Le PIN 2019 (photo Mélanie Guillamot)
PAU 2019 (photos Patrick Crasnier)
L'équipe belge à Pau : Louis-Marie Malherbes, Laure Philippot, Jonathan Meuwis
a.o : vous gérez votre propre stress, mais comment gérez-vous de stress de votre cheval ?
« J'accorde une grande importance au bien-être et au moral de Galen. Pour cela je fais un travail très varié, attelé, monté, longe pour le stretching, longue rênes, promenades, prairies lorsque le temps le permet, je veille beaucoup à son état physique car il peut facilement prendre du poids… Il est attelé seulement deux fois par semaine. Galen est un petit cheval de 1,58m par la taille mais d'un talent extraordinaire. Nous "l'avons fait" totalement. Il est de mère Hanovrienne (pure Dressage) et de père Trakehner, ce qui explique son tonus et ses réactions parfois inattendues. Je cherche et j'achète pratiquement tous mes chevaux en Allemagne, chez un marchand avec qui nous avons une bonne relation. J'aime moins les chevaux hollandais, ce sont des chevaux de grande qualité mais souvent pas très bien dans la tête. Je préfère les chevaux ayant un peu moins de qualité, mais plus gérables, dans l'attelage. Je dis volontiers pas de tête pas de cheval ! »
Le programme 2020
« Cette année je vais faire moins de concours en France, car nous y retrouvons toujours les mêmes meneurs et les mêmes juges. Ça ne fait pas avancer, il faut se confronter à toutes les cultures, aux meneurs et aux juges de tous pays, afin de ne pas être surpris. Je vais faire Lisieux, Drebkau, un concours en Pologne certainement, et Saumur qui je pense, va rassembler cette année beaucoup d'attelages à un cheval. Ce sera un grand rendez-vous qui donnera le ton avant Pau. J'ai de bonnes relations avec les meneurs français et particulièrement avec Anne Violaine et Jean Pierre Brisou que je connais depuis le temps où ils venaient faire des stages chez Félix. Jean-Pierre a été avec moi sur les voitures de marathon de Félix. J'ai également de bonnes relations avec Renaud Vinck et Didier Mathis. »

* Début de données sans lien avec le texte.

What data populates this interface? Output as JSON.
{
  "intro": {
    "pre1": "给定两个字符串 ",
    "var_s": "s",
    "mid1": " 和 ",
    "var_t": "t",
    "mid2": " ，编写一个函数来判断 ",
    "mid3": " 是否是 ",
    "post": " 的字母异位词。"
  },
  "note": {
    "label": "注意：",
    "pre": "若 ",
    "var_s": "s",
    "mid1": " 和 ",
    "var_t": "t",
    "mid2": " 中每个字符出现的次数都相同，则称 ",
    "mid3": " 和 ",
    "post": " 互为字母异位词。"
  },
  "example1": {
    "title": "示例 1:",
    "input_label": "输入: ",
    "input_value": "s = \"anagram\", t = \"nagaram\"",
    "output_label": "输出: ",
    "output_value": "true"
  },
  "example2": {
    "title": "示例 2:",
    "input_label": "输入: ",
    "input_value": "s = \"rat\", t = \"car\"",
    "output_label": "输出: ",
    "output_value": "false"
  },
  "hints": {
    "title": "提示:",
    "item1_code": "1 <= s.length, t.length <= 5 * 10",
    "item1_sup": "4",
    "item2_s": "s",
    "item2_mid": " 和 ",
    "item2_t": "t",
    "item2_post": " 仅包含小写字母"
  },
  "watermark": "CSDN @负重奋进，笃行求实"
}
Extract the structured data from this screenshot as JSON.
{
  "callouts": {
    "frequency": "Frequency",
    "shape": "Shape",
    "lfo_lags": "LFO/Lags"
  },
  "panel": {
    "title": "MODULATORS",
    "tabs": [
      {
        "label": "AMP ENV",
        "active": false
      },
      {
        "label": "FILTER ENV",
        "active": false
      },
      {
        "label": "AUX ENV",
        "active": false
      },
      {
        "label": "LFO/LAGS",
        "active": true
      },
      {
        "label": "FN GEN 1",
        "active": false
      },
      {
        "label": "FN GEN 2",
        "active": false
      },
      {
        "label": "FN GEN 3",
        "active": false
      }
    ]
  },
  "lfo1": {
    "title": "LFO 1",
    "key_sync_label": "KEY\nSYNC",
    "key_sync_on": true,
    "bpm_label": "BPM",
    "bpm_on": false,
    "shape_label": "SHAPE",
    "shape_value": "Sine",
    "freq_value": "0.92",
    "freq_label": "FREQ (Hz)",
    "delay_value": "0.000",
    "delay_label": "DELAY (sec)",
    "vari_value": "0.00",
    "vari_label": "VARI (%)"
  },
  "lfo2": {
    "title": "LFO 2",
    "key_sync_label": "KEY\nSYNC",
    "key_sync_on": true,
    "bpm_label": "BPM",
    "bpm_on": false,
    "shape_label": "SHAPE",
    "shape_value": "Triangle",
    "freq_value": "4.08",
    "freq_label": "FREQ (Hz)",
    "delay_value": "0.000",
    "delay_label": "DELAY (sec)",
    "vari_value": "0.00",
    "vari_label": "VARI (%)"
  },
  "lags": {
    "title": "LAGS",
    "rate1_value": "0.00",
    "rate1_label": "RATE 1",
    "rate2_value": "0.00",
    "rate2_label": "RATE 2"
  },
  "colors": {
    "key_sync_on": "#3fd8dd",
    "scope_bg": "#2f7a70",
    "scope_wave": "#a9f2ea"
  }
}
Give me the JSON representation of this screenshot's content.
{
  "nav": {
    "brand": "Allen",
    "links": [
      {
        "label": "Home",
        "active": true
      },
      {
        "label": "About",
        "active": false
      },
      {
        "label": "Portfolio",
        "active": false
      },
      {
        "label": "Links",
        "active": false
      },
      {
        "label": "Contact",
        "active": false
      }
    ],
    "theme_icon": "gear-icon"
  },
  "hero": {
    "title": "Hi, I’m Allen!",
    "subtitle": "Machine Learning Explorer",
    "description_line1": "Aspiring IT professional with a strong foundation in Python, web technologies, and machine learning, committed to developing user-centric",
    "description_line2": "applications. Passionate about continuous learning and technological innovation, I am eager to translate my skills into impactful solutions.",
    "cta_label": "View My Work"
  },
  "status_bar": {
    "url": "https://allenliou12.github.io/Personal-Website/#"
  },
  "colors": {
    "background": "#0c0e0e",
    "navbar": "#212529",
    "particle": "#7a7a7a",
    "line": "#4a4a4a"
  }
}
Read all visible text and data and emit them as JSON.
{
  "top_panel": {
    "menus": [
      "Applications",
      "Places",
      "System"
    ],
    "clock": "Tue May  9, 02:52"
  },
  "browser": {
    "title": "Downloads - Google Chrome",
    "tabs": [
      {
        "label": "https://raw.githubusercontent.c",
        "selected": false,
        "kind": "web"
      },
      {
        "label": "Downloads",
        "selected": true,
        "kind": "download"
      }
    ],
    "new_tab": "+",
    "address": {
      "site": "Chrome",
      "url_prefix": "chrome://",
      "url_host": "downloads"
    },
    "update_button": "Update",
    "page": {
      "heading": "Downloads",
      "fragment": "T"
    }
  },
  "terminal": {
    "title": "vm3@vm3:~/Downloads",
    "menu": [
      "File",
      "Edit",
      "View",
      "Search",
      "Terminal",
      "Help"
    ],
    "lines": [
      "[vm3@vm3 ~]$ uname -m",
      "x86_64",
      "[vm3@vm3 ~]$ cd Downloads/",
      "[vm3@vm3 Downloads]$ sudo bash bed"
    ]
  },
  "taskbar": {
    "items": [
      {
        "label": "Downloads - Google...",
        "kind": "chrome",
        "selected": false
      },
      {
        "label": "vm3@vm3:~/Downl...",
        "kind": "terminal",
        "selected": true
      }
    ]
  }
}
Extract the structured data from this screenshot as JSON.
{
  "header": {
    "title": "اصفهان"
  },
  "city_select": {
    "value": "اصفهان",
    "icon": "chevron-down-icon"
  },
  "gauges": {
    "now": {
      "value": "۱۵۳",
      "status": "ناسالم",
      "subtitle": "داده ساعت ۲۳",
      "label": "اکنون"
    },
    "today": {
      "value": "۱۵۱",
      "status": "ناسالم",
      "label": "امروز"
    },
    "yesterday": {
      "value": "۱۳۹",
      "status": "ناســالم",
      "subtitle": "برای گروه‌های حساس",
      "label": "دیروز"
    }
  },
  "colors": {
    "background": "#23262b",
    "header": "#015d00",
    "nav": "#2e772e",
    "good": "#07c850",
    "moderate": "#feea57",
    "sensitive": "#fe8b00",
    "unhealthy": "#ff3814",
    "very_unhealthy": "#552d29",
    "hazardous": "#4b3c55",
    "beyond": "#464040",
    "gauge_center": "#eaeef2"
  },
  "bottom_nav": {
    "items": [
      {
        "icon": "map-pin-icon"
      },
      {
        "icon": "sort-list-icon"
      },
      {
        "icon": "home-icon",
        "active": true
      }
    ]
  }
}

« Nous n'avons pas en Belgique d'aide de notre fédération comme vous en avez en Allemagne en Hollande ou en France. Par contre j'ose croire que les choses vont bouger petit à petit. Nous avons la chance d'avoir comme Présidente d'attelage à la fédération, une personne hyper dévouée et innovatrice. Enfin, cette année nous irons au championnat du monde pour la première fois avec un vétérinaire, chose qui me tient à cœur, je trouve ça beaucoup plus construit pour l'équipe que d'avoir un entraîneur imposé avec lequel nous ne travaillons jamais ! J'aurai aussi avec moi mes sponsors: Kevin Bacon, la sellerie Dupagne, j'ai toujours eu des harnais Van der Wiel et des voitures Verdronschot. La technologie de ces voitures est très aboutie, elles tiennent bien la route et ne font pas "cui-cui" dès qu'elles ne sont plus neuves! Verdronschot c'est une petite entreprise familiale très performante et très à l'écoute des besoins des clients. Mon plus gros sponsor finalement c'est mon mari comme il aime le dire ! Il est aussi mon "public relation", mon chauffeur, mon groom. J'ai besoin de lui sur les concours, mais il peut aussi devenir très énervant. Il peut avoir parfois des paroles qui s'ajoutent à mon stress, mais je ne ferai pas de concours sans lui. S'il arrête, j'arrête. On gagne ensemble, et on perd ensemble. »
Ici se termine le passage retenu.